Ashton Kutcher assume o papel de síntese de um dos dilemas culturais mais urgentes: a busca pela perfeição a qualquer custo. Em The Beauty, série de 11 episódios criada por Ryan Murphy e baseada na HQ da Image Comics de Jeremy Haun e Jason A. Hurley, Kutcher interpreta Byron Forst, um magnata da tecnologia que não vende software, mas sim a promessa de um corpo perfeito.
A narrativa se abre como um prólogo inquietante: uma passarela em Paris, uma modelo — vivida por Bella Hadid — que enlouquece e tem o corpo dilacerado em cena. Esse evento brutal é o primeiro de uma sequência de mortes que conectam beleza absoluta a destruição física. A trama transforma cidades como Paris, Veneza, Roma e Nova York em cenários de investigação, acompanhando dois agentes do FBI interpretados por Evan Peters e Rebecca Hall enquanto tentam decifrar uma epidemia que mata seres belíssimos.
O projeto estreia em 22 de janeiro no Disney+ e chega com uma carga simbólica pesada: Kutcher, além de ator e produtor executivo da série, é também conhecido por investimentos em grandes empresas de tecnologia como OpenAI, Anthropic, Airbnb e Uber. Essa convergência entre quem cria tecnologia e quem a representa em cena oferece um reframe potente: quando o roteiro encontra o circuito financeiro, o discurso sobre beleza vira espelho do nosso tempo.
Em entrevista, Kutcher afirma que a série não está contando um futuro distante, mas algo que já bate à nossa porta: “o futuro está a apenas cinco minutos de distância”. Ele aponta para práticas já presentes — uso de remédios para emagrecimento originados em tratamentos para diabetes, aplicações estéticas, cirurgias, turismo cosmético, e a busca por elixires da juventude financiados por multimilionários — e pergunta, retoricamente, se a sociedade esperaria por aprovações regulatórias caso uma substância realmente funcionasse. “Hoje as pessoas estão dispostas a tudo para melhorar a própria aparência.

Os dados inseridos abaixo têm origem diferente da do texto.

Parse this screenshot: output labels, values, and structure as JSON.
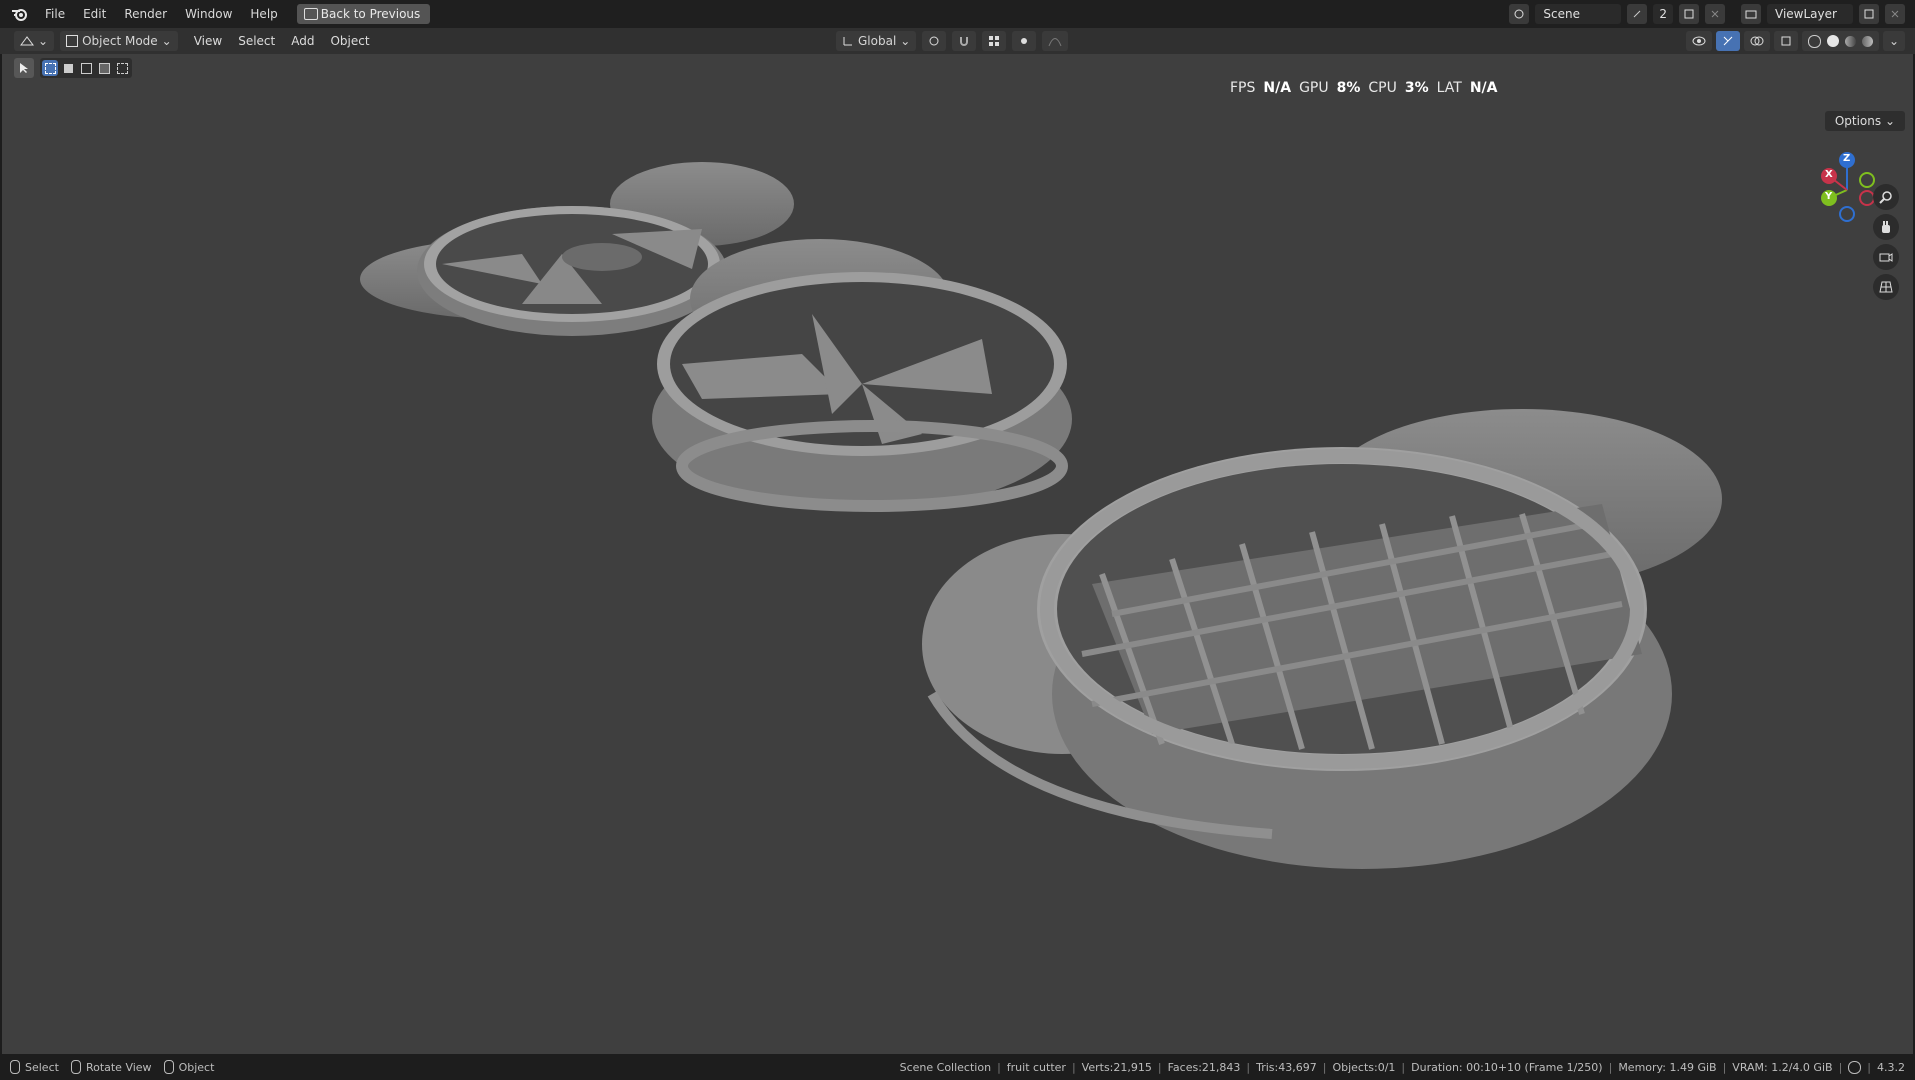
{
  "menu": {
    "items": [
      "File",
      "Edit",
      "Render",
      "Window",
      "Help"
    ],
    "back_label": "Back to Previous"
  },
  "top_right": {
    "scene": "Scene",
    "scene_users": "2",
    "view_layer": "ViewLayer"
  },
  "header": {
    "mode": "Object Mode",
    "menus": [
      "View",
      "Select",
      "Add",
      "Object"
    ],
    "orientation": "Global"
  },
  "stats": {
    "fps_label": "FPS",
    "fps_value": "N/A",
    "gpu_label": "GPU",
    "gpu_value": "8%",
    "cpu_label": "CPU",
    "cpu_value": "3%",
    "lat_label": "LAT",
    "lat_value": "N/A"
  },
  "options_label": "Options",
  "gizmo": {
    "x": "X",
    "y": "Y",
    "z": "Z"
  },
  "status": {
    "hints": [
      "Select",
      "Rotate View",
      "Object"
    ],
    "info": [
      "Scene Collection",
      "fruit cutter",
      "Verts:21,915",
      "Faces:21,843",
      "Tris:43,697",
      "Objects:0/1",
      "Duration: 00:10+10 (Frame 1/250)",
      "Memory: 1.49 GiB",
      "VRAM: 1.2/4.0 GiB"
    ],
    "version": "4.3.2"
  },
  "colors": {
    "viewport": "#3f3f3f",
    "header": "#303030",
    "topbar": "#1f1f1f",
    "accent": "#4772b3"
  }
}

Nossa série explora essa necessidade”, diz Kutcher.
Sobre o que é beleza, ele responde com uma imagem quase poética, que poderia ser a legenda de um manifesto estético: “A beleza está em ser um projeto fabuloso em evolução. A beleza é potencialidade.” A declaração ganha espessura quando Kutcher aborda sua história pessoal: cresceu com um irmão gêmeo portador de paralisia cerebral e lembra de uma lição decisiva — o irmão lhe disse para não sentir pena dele, porque a autocomiseração cria uma hierarquia injusta entre vidas. Esse testemunho alimenta a discussão ética da série: a obsessão pela perfeição não é só estética, é política da existência.
O tom das declarações de Kutcher se torna mais alarmante quando ele fala do impacto das redes sociais na saúde mental dos adolescentes. Ele alerta que os ambientes virtuais podem se transformar em “perigo mortal”: comentários, comparações e a cultura do like já contribuíram para ondas de suicídios entre jovens, lembra o ator. A série opera justamente nesse território — a perfeição como mercadoria e o mercado que a alimenta — e nos força a olhar o roteiro oculto que produz insegurança e violência em nome do belo.
The Beauty não é apenas entretenimento: é um ensaio dramático sobre como a tecnologia, a economia e a estética se entrelaçam para reinventar os padrões do humano. Como observadora cultural, vejo na série um convite a um espelho maior: não apenas para contemplarmos faces bonitas, mas para questionarmos o valor que damos a elas e os custos que estamos dispostos a pagar. No fundo, o programa nos pergunta quem decide o que vale a vida quando a beleza vira mercadoria.